Michele Bendoni, Riccardo Mel, Simona Francalanci, Hocine Oumeraci, Stefano Lanzoni, Luca Solari
Thursday 2 july 2015
17:36 - 17:39h at Mississippi (level 1)
Themes: (T) Sediment management and morphodynamics, (ST) Morphodynamics of estuaries and coastal areas, Poster pitches
Parallel session: Poster pitches: 13A. Sediment - Coast
Salt marshes are part of ecotone environments such as lagoon and estuaries. They provide ecosystem services to local population, but in the last decades they are disappearing due to sea level rise, subsidence, increased anthropic pressure and boundary erosion forced by surface waves. The latter is likely the main process leading to marsh edge lateral retreat in several areas of the world.

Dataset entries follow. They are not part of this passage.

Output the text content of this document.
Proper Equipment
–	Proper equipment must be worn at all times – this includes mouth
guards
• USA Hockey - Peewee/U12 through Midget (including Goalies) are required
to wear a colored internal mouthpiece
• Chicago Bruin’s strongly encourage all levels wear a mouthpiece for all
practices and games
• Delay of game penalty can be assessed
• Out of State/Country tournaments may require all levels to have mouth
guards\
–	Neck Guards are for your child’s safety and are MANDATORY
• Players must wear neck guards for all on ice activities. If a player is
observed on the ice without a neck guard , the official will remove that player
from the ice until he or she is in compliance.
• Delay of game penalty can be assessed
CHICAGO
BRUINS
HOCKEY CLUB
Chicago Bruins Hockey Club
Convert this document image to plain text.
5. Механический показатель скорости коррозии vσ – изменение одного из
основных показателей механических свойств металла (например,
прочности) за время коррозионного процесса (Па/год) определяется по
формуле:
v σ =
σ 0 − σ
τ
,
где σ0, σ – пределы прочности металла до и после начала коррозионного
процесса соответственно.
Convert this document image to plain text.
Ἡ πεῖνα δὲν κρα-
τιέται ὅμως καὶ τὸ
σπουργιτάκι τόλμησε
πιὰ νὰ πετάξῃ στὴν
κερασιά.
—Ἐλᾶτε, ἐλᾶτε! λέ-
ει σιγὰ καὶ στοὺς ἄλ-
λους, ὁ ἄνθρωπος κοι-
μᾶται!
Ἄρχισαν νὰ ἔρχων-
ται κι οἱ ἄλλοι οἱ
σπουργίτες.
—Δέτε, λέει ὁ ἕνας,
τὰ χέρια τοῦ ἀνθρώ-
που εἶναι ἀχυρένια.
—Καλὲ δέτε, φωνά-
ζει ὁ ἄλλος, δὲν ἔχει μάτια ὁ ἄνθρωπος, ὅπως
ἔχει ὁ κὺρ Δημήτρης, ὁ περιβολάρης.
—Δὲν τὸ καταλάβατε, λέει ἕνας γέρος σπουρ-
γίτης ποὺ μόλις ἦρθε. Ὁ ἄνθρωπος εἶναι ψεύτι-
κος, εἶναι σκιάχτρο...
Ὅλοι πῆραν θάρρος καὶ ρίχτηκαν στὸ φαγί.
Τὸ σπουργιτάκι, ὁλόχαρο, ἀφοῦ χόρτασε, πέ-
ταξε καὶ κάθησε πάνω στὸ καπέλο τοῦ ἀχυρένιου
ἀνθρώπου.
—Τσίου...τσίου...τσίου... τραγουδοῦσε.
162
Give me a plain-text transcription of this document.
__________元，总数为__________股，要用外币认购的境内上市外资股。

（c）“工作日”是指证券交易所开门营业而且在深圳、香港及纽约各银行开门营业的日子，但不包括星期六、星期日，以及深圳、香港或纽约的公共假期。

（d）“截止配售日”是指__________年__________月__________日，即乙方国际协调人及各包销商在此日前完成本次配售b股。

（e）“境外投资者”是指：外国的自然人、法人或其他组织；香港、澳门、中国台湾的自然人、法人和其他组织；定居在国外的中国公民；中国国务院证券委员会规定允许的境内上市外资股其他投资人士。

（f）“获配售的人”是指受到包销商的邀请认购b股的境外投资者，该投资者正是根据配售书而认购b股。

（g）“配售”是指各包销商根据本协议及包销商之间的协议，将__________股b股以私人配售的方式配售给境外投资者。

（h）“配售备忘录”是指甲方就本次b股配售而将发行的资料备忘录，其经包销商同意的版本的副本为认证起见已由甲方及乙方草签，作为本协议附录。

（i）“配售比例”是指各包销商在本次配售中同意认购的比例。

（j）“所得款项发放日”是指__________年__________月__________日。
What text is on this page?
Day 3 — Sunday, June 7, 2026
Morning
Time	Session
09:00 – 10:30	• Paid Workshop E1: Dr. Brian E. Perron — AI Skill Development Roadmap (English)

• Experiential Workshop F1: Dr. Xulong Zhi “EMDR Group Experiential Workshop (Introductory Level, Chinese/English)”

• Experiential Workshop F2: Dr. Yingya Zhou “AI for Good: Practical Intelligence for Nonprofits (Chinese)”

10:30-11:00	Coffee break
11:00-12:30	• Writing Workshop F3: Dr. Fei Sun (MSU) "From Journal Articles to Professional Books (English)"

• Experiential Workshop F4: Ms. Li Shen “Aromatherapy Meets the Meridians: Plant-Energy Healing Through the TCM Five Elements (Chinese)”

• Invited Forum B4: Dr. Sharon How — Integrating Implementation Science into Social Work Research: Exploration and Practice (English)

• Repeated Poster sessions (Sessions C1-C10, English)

For example, in the last century the whole salt marsh surface of the Venice Lagoon has more than halved and trends predict its completely disappearance over the next 50 years. We are carring out a field monitoring activity on a retreating salt marsh located in the north part of the Lagoon of Venice (Italy), subject to North-East (Bora) strong wind. Comparison of georeferenced aerial photographs showed a retreat rate of the order of 1 m/year during the last decade for the monitored marsh. Ongoing field measurements started by the end of November 2013. Erosion is surveyed by means of erosion pins located horizontally on the marsh scarp. Significant wave height has been measured during three storm surges close to the bank edge by means of pressure transducers (PTs). The measured wave climate was then related to the offshore wave climate estimated using wind (intensity and direction), fetch and depth data. Wind intensity and direction and water level are measured hourly by several measurement stations located in the Lagoon of Venice. In this way, it is possible to extrapolate wave climate hourly at the monitored marsh and calculate the wave power striking the marsh boundary in a given time interval. Field survey revealed that the main retreating mechanisms are particle by particle erosion alternated to cantilever failures. Preliminary results show a linear relationship between erosion rate and wave energy flux and the existence of a critical threshold for the onset of erosion.